I recall hearing somewhere that McDonald's had separate lines for males and females in its Saudi Arabia locations in order to comply with Saudi law. I fail to see why Starbucks cannot do the same with its locations, or simply leave Saudi Arabia altogether in protest of the nation's heavily restrictive legislation.
In protest of Saudi Arabia's sexist policy, Starbucks should remove their restaurant from the country. Hopefully this action will make the Saudi government think twice before they institute another policy like this one. It will also show an example to other corporations in the region and may scare the Saudi government into thinking more businesses will institute a similar policy.
Women are already treated terribly in Saudi Arabia. They can't legally drive, and they are just in general treated terribly by the establishment and patriarchal men. Women should be able to go wherever they want, whenever they want--the places they go shouldn't be controlled by men. We should really start helping Saudi women obtain their rights, because they don't have enough. Please, let these women enjoy a starbucks.
Unless there is some kind or national or local law in Saudi Arabia barring women from public places or coffee shops, then woman should allowed to enter. Starbucks allows women to enter all over the world, so there should be no exception in a country where it is culturally acceptable to bar women from a place like Starbucks.
There has been a movement going on in Saudi Arabia that is allowing women to be more equal to men and not so submissive. Starbucks is an American company, therefore they should hold the same ideals as Americans. While I understand the tendency to accommodate and form to the culture it is located in, a fundamental right that women are equal to men should be held even in that location.
Starbucks, as a multinational corporation, has an image to uphold. While Saudi Arabian customs are far different from much of the rest of the world, Starbucks should set a precedent on this issue. If they do not allow women to enter, they are essentially saying that they're more concerned with profit than fairness.

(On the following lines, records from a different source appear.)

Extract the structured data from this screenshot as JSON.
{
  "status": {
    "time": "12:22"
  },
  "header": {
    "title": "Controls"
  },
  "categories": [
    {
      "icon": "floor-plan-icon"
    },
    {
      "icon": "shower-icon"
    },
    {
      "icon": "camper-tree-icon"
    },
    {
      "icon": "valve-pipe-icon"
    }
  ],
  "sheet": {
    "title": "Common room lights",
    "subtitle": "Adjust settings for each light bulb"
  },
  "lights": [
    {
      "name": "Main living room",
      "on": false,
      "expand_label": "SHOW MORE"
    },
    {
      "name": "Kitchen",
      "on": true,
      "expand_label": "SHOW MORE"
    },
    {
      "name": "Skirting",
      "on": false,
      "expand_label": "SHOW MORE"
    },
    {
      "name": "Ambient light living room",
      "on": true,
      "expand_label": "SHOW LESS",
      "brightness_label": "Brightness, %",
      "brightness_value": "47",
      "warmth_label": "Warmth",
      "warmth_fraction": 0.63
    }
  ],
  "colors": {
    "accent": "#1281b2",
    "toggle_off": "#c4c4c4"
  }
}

No, the Starbucks in Saudi Arabia should not bar women from entering. While Saudi laws may limit how women conduct business and personal matters outside their homes, individual businesses, especially international ones, should not enforce those laws, in no small part because such laws are unjust. The Saudi government may bar women from entering certain business establishments, but the businesses themselves should not enforce unjust laws.